The New York Times Company’s cost-cutting efforts and higher newsstand prices have paid off, but the company has a long way to go to get itself out of financial trouble. Second-quarter profit clocked in at $23.3 million after factoring in employee severence and pension packages, plus (or actually, minus) depreciation and amortization of its assets, which include the new office building just outside Times Square in Manhattan. That’s a 42 percent drop from last year’s $40.3 million profit in the Q2. The weaker income is despite the paper’s increased newsstand prices for the New York Times, Boston Globe, and several regional papers the company owns, such as the Gadsen Times in Gadsen, Alabama.
The problem is simple: Advertising income at the Times is down 30 percent from a year ago.
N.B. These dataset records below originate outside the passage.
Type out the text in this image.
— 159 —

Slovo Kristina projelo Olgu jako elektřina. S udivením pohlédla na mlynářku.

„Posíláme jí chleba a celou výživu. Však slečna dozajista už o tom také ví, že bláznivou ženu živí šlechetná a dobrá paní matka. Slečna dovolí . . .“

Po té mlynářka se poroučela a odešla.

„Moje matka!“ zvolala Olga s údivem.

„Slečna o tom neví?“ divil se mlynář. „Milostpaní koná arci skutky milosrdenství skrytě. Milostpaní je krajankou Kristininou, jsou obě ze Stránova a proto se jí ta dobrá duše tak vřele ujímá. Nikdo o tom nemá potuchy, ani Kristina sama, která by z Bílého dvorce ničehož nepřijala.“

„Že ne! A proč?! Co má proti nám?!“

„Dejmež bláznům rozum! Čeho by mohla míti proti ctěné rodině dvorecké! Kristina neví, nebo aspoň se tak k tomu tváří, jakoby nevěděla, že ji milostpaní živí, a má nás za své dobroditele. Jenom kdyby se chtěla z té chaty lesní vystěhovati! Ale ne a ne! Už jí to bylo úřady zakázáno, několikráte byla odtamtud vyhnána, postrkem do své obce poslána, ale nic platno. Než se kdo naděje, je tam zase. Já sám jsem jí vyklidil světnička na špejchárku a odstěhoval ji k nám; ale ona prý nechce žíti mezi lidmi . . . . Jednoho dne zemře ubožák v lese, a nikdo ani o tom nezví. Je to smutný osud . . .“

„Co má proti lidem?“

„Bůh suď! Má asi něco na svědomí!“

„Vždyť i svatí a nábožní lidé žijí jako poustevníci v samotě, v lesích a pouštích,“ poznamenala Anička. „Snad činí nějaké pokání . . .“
The company’s other oversized problem is its debt, which today’s earnings report says still hovers at just over $1 billion.
Online ad revenues, seen by many observers as the Times’ future bread and butter, accounted for 21 percent of total ad revenue in the quarter. That’s only a moderate climb from last year, when online ads made up 18 percent of total ad revenue.
The company’s focus, at least in its public statements, is on cutting operating costs that eat into profits. President and CEO Janet Robson said in a prepared statement that “We lowered our operating costs by about $210 million.” Robson added, “With our many initiatives to operate more efficiently and effectively across the Company, we are on course to achieve approximately $450 million in savings this year, which amounts to 16 percent of our 2008 cost base.”
But as the saying goes, no one ever cut their way to greatness. Without a turnaround from deflating ad sales to an aggressive new growth in some kind of revenue, the Times will have trouble delivering the exceptional, expensive journalism that made it the world’s most authoritative source for news and commentary.
(Disclosure: Paul Boutin is a freelance contributor to the New York Times.)